A stack is a common data type that allows its elements to be accessed in LIFO (last in, first out) order. Many parts of the physical world around us function like a stack. A common analogy is a stack of plates on a table: it's simple to put a new plate on top or remove the top-most plate. It's impossible to insert a new plate into the middle of the stack. It's also impossible to remove any plates other than the top-most one. I ran into yet another real-world example of a stack the other day: a narrow rectangular parking lot with only one side facing a driveway. The lot has just enough space to fit around 4-5 cars end-to-end. When people want to park, they just drive straight in. Eventually, they get parked in by someone, who also gets parked in by somebody else, and so on. Lucky last doesn't get parked in by anyone else, but gets nagged by all the people he parked in whenever they want to leave.

Another popular example of a stack is the famous Tower of Hanoi puzzle.  There are three rods, and an arbitrary number of disks of unique sizes.  Initially, all the disks are placed on the first rod, ordered by size (smallest disk at the top).  The goal of the puzzle is to move all the disks to another rod, one by one, without ever putting a larger disk on top of a smaller one.  The task for this week was to write an algorithm that solves this puzzle.

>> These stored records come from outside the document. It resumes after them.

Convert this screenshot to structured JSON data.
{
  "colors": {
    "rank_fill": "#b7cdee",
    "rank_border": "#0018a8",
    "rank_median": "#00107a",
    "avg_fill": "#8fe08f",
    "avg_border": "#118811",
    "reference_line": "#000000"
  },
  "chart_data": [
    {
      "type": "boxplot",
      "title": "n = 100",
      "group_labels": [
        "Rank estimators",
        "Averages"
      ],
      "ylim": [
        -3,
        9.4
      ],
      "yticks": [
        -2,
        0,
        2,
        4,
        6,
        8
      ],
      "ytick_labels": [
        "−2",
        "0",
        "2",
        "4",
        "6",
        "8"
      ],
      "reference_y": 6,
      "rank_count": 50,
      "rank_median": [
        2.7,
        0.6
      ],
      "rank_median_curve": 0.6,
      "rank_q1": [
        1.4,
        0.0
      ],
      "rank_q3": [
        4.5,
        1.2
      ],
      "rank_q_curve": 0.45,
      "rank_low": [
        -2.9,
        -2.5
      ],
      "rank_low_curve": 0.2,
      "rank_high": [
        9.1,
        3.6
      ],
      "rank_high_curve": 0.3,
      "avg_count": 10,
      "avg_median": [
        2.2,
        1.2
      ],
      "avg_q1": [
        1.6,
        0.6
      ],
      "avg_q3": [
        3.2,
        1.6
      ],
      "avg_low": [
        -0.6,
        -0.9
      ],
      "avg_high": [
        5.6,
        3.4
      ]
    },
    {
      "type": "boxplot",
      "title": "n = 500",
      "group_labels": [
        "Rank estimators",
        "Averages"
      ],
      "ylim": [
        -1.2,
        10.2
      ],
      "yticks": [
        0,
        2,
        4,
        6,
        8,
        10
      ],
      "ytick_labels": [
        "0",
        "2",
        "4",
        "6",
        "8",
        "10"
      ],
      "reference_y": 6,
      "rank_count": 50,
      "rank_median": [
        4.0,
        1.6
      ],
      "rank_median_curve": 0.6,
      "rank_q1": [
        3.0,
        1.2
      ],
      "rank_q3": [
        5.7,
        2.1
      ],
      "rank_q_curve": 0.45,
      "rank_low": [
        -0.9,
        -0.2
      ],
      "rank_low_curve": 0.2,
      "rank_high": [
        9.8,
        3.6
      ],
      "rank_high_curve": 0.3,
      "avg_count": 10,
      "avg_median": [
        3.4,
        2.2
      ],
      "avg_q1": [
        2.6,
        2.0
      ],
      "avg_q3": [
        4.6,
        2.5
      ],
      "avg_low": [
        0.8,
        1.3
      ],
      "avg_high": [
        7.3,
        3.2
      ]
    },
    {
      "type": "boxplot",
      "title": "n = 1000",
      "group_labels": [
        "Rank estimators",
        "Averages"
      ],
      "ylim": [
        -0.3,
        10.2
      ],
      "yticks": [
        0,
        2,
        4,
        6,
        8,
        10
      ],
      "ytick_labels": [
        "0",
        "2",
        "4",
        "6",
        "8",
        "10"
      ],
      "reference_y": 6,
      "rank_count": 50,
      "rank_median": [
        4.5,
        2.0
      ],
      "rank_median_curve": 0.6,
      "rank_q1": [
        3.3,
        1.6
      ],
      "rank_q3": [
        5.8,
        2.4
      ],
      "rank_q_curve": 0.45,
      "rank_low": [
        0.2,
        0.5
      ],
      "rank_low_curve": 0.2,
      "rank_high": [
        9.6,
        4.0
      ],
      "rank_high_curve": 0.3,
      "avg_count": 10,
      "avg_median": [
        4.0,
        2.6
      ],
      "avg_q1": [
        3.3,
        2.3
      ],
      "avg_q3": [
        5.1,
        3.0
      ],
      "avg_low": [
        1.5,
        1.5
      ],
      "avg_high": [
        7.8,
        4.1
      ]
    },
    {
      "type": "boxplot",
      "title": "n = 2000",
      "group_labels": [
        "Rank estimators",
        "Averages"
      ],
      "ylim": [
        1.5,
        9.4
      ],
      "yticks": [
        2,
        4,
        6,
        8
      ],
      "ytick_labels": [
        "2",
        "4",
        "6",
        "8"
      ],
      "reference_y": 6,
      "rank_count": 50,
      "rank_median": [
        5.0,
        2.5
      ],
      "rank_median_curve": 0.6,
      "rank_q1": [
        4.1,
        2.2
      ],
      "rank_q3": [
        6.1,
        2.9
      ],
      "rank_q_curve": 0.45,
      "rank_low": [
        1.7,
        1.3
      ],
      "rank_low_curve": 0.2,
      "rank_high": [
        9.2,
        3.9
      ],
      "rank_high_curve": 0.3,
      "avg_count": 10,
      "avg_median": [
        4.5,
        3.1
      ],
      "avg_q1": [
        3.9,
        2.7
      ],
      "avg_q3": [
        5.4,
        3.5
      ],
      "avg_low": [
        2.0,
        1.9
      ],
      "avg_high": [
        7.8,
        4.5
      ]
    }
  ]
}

It may not be obvious from the description, but each peg can be modeled as a stack, since its physically impossible to access elements in any order other than LIFO (for example, randomly, or FIFO).  The entire puzzle is then modeled by 3 separate stacks.

How does one go about solving the puzzle?  It turns out that it has been thoroughly studied, and several well-known recursive and iterative algorithms exist.  However, since I have a tendency to do things the hard way, I didn't study those algorithms prior to solving the puzzle, and came up with a less elegant but home-brewed solution on my own.

Having spent a significant amount of time on the problems at Project Euler, I've acquired a instinctive reaction: whenever facing a problem for the first time, try brute force.  It's almost never the best (or even borderline satisfactory) solution, but is a fairly quick way of getting acquainted with a problem.  It's also a good starting point for trying out other things.  Lastly, it's better than nothing.

With that in mind, I approached the puzzle as a search problem (a more general instance of the binary search).  At each step, you represent the current state of the puzzle as 3 individual states.  To get to the next steps, a disks is moved from one stack to another, without violating the rules of the puzzle.  Once you get to a state in which all of the discs are on the second (or third) stack, then you've solved the puzzle.  In which order should we look at the next steps?  One simple way is DFS (depth-first search).

I quickly realized that a lot of the resulting steps weren't helpful in solving the puzzle: moving a single disc backwards and forwards between two rods achieves nothing.  It also causes some branches of the DFS to be infinitely long, meaning the search will fail to terminate.  One way to get around this problem is to search only those states that haven't been encountered yet.  This requires keeping track of the states encountered thus far, which could be done with a hash map.

As it turns out, DFS isn't the best way to perform the search, since the solution it yields isn't necessarily the simplest.  This can be addressed by switching to breadth-first search (BFS): the solution it yields will have the minimum possible number of steps (which, as it turns out, is equal to $2^{n-1}$).

After writing my solution out on paper, I quickly coded it up in Python.  Since I had a bit of spare time, I decided to try out my JavaScript chops and implement something I could show off graphically.  While fiddling with JS took me way longer than coming up with the actual algorithm, I got there in the end, and came up with this:



The search problem can be taken further by implementing an A* search that uses a heuristic to determine the best action to take at each step.  If a suitable heuristic can be formulated, this kind of search can significantly reduce the running time and memory usage of the algorithm.  It was tempting to keep digging, but I'll leave that to another day.

Full source (including the Python code) is available as a gist.